Saturday, May 17, 2008

The Week in Denialism


Henry Payne stares into the abyss, and vice versa:

If Kempthorne just ruled that global warming is an imminent danger to the polar bear’s habitat, then, how long will it be before greens take the next tactical step and sue to limit industry from producing carbon dioxide?
Something like this actually happened, he explains:
Joining with the environmental-racism movement and backed by a Clinton executive order, [EPA chief Carol Browner] Browner argued that locating industries near black populations created a “disproportionate impact” by exposing them to pollution — therefore violating their civil rights. Naturally, activists found courts willing to uphold this nonsense....
What makes this especially charming is that Payne doesn't dispute that these industries are disproportionately sited in minority neighborhoods (which is just as well) nor even that this causes health problems for residents (ditto). As far as I can tell, what qualifies as "nonsense" here is the idea that any sensible person should care (along with the democratic principle that allows citizens to agitate for a redress of grievances). To paraphrase Brecht, perhaps American industry should dissolve the people, and elect another.

Incidentally, there was a time when restrictive covenants impeded even a clean and articulate darkie like Nat "King" Cole from living among his betters; it doesn't take much effort to see the connection between ownership restrictions in white neighborhoods and forced accommodation to industrial pollution in minority ones.

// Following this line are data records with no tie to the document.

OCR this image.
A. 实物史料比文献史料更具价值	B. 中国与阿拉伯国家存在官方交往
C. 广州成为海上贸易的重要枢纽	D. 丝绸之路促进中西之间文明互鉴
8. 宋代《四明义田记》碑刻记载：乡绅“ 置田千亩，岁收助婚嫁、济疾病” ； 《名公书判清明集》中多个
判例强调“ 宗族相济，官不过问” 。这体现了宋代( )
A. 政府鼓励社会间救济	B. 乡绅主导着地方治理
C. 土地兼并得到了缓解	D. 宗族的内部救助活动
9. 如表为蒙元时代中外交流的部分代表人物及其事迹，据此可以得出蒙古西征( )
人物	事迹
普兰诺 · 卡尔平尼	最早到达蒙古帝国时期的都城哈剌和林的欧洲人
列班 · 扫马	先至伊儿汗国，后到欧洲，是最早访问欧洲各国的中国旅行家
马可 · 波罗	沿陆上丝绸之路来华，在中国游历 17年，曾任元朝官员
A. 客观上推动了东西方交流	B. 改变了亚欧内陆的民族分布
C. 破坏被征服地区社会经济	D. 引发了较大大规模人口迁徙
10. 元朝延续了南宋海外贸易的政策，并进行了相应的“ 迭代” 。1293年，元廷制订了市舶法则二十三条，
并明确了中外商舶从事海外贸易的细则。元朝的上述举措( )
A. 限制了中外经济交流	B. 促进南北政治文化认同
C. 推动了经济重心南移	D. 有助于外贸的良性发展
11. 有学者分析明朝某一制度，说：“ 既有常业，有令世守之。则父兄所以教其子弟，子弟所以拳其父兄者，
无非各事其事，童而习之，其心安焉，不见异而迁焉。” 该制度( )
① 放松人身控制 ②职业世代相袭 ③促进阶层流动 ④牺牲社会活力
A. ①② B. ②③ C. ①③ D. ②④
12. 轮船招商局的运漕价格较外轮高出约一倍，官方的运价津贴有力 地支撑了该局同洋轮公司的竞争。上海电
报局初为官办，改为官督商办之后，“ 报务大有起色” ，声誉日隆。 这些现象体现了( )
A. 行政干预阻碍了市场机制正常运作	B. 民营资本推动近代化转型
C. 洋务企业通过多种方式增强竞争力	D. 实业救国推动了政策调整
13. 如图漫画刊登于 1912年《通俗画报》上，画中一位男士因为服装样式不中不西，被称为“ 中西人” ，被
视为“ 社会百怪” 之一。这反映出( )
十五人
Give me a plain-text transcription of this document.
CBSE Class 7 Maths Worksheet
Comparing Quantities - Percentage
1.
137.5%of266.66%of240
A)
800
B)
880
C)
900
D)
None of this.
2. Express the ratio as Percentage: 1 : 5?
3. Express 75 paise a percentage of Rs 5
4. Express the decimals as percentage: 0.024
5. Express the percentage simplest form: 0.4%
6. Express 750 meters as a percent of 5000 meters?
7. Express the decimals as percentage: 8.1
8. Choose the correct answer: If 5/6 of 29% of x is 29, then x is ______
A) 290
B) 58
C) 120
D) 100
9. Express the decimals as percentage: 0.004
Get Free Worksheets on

Patrick J. Michaels says that global warming stopped in 1998 (as long as you ignore what's happened since). Also, polar bear populations are at a record high (as long as you take their drastically diminished 1950s population as your starting point). All of which demonstrates that Michaels is a genius (at least when compared to a flatworm).

Don Martin complains that people only care about polar bears because they're "majestic," and only get choked up about seals because "they graphically gush blood all over ice floes" when you slaughter them. If they really cared about endangered animals, they'd destroy Western Prosperity for the sake of the Vancouver Island marmot, instead. Polar bears are mere symbols, don't you know, which is why it's so offensive that the Bush Administration has given them "mostly symbolic protection." Besides, they eat seals. How you like 'em now, hippies?

Hell hath no fury like Cal Thomas scorned. John McCain has "joined the warming cult," and this leads Thomas to conclude that "the era of big government is so not over" (like, totally!).

This is a fine column, really. It's one of Thomas's best. For proof, I direct you to this remarkable piece of political jiu-jitsu:
[T]he apostle of global warming, Al Gore, and his new disciple, John McCain, want us to believe in a 2008 version of the Pete Seeger anti-war lyric: "we were — knee deep in (carbon monoxide) and the big fool said to push on."
He neglected to call Seeger a Commie, but other than that, I'd give it a 9.8.

So what should McCain have done? I'm almost too excited to tell you:
Mr. McCain would have done better to push back against the global warming cult and conduct a raid on the cultists similar to what Texas authorities did to the FLDS polygamists.
Oh, hell yes. Just imagine the look on the cultists' faces when The Man comes down on their crash pads and communes! I can honestly say that I'll be at least as disappointed as Cal Thomas if McCain doesn't take this excellent advice to heart.

(Illustration via The Sietch Blog.)

1 comment:

Anonymous said...

All of which demonstrates that Michaels is a genius (at least when compared to a flatworm).

If I can use a charge proportionally increased to match his body weight I'll test him.

On the other hand, I've never known of a flatworm destroying their environment for profit.